Sunspot rotation. II. Effects of varying the field strength and twist of an emerging flux tube

TL;DR

This study uses MHD simulations to explore how varying the initial magnetic field strength and twist of flux tubes influences sunspot rotation and magnetic energy transport at the photosphere.

Contribution

It provides a detailed parameter study showing how initial field strength and twist affect sunspot rotation, magnetic energy, and helicity transfer.

Findings

Higher initial field strength increases rotation angle and magnetic energy transported.

Longer fieldlines lead to lower twist per unit length, affecting the flux tube's evolution.

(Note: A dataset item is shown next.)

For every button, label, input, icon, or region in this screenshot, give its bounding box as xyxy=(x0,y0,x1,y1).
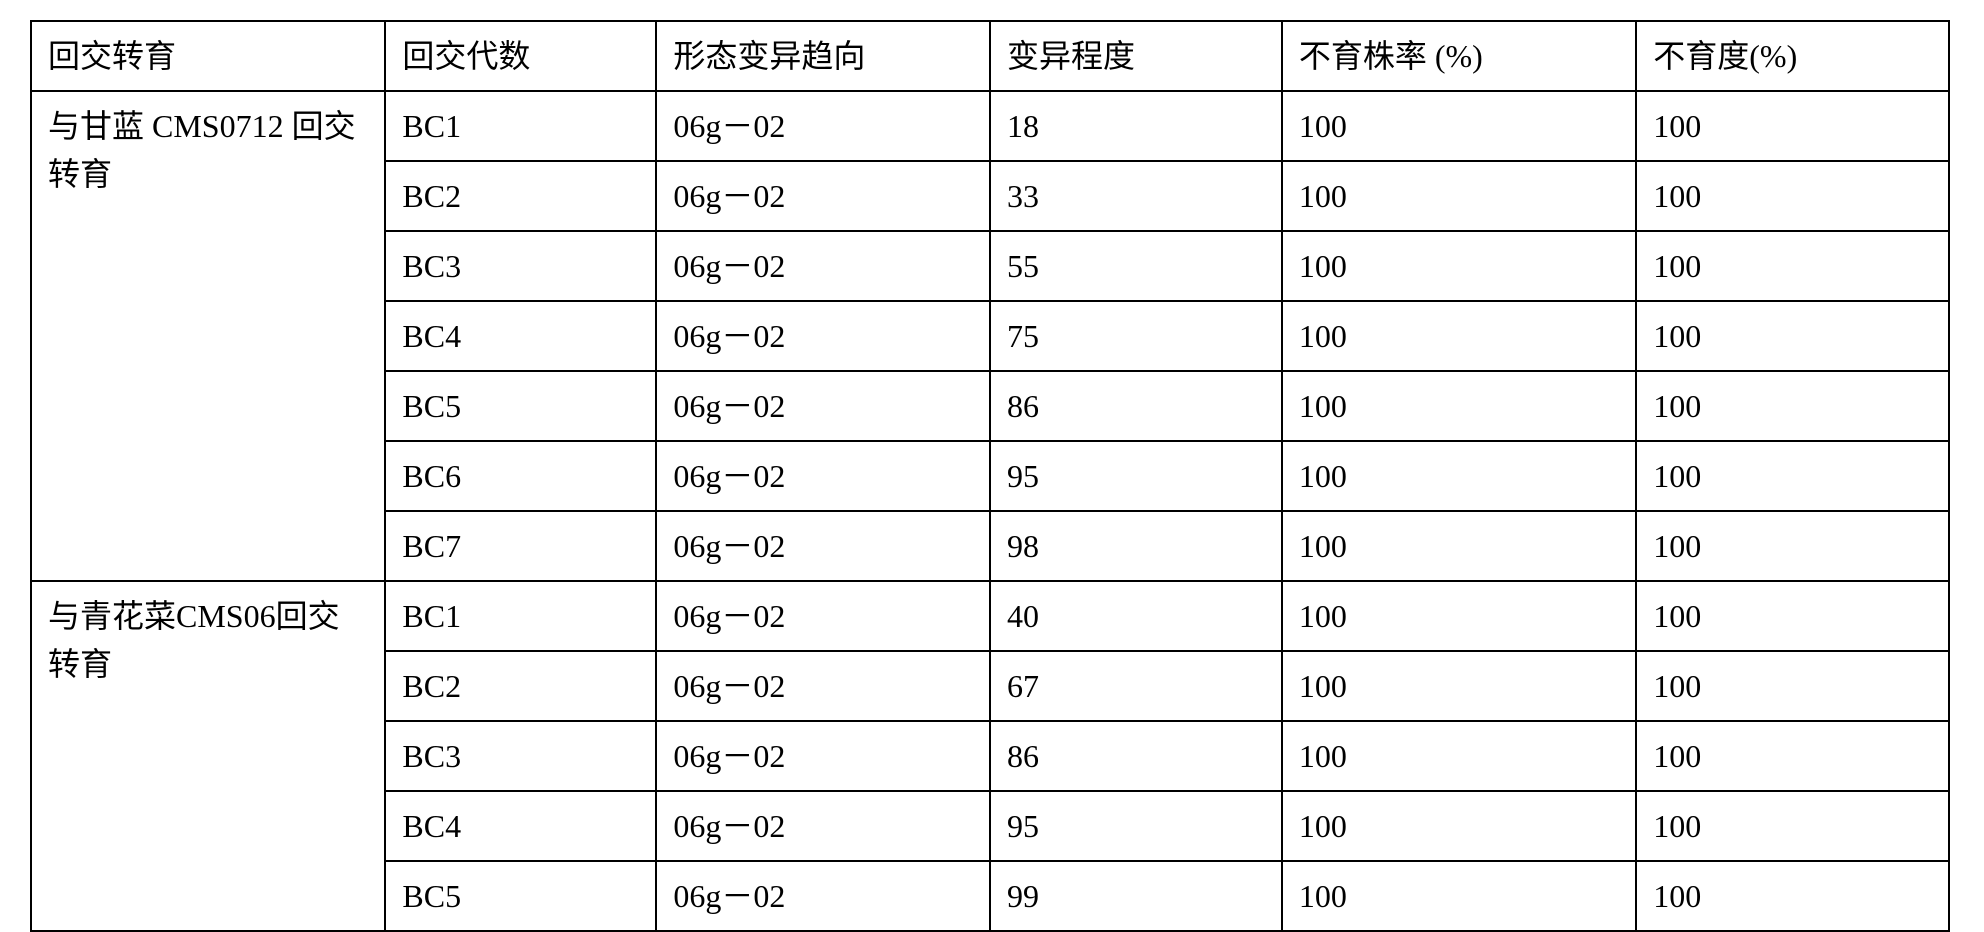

Higher initial twist correlates with faster sunspot rotation and more helicity transfer.

Abstract

Context. Observations of flux emergence indicate that rotational velocities may develop within sunspots. However, the dependence of this rotation on sub-photospheric field strength and twist remains largely unknown. Aims. We investigate the effects of varying the initial field strength and twist of an emerging sub-photospheric magnetic flux tube on the rotation of the sunspots at the photosphere. Methods. We consider a simple model of a stratified domain with a sub-photospheric interior layer and three overlying atmospheric layers. A twisted arched flux tube is inserted in the interior and is allowed to rise into the atmosphere. To achieve this, the MHD equations are solved using the Lagrangian-remap code, Lare3d. We perform a parameter study by independently varying the sub-photospheric magnetic field strength and twist. Results. Altering the initial field strength and twist significantly affects the tube's evolution and the rotational motions that develop at the photosphere. The rotation angle, vorticity, and current show a direct dependence on the initial field strength. We find that an increase in field strength increases the angle through which the fieldlines rotate, the length of fieldlines extending into the atmosphere, and the magnetic energy transported to the atmosphere. This also affects the amount of residual twist in the interior. The length of the fieldlines is crucial as we predict the twist per unit length equilibrates to a lower value on longer fieldlines. No such direct dependence is found when we modify the twist owing to the complex effect this has on the tension force acting on the tube. However, there is still a clear ordering in quantities such as the rotation angle, helicity, and free energy with higher initial twist cases being related to sunspots that rotate more rapidly, transporting more helicity and magnetic energy to the atmosphere.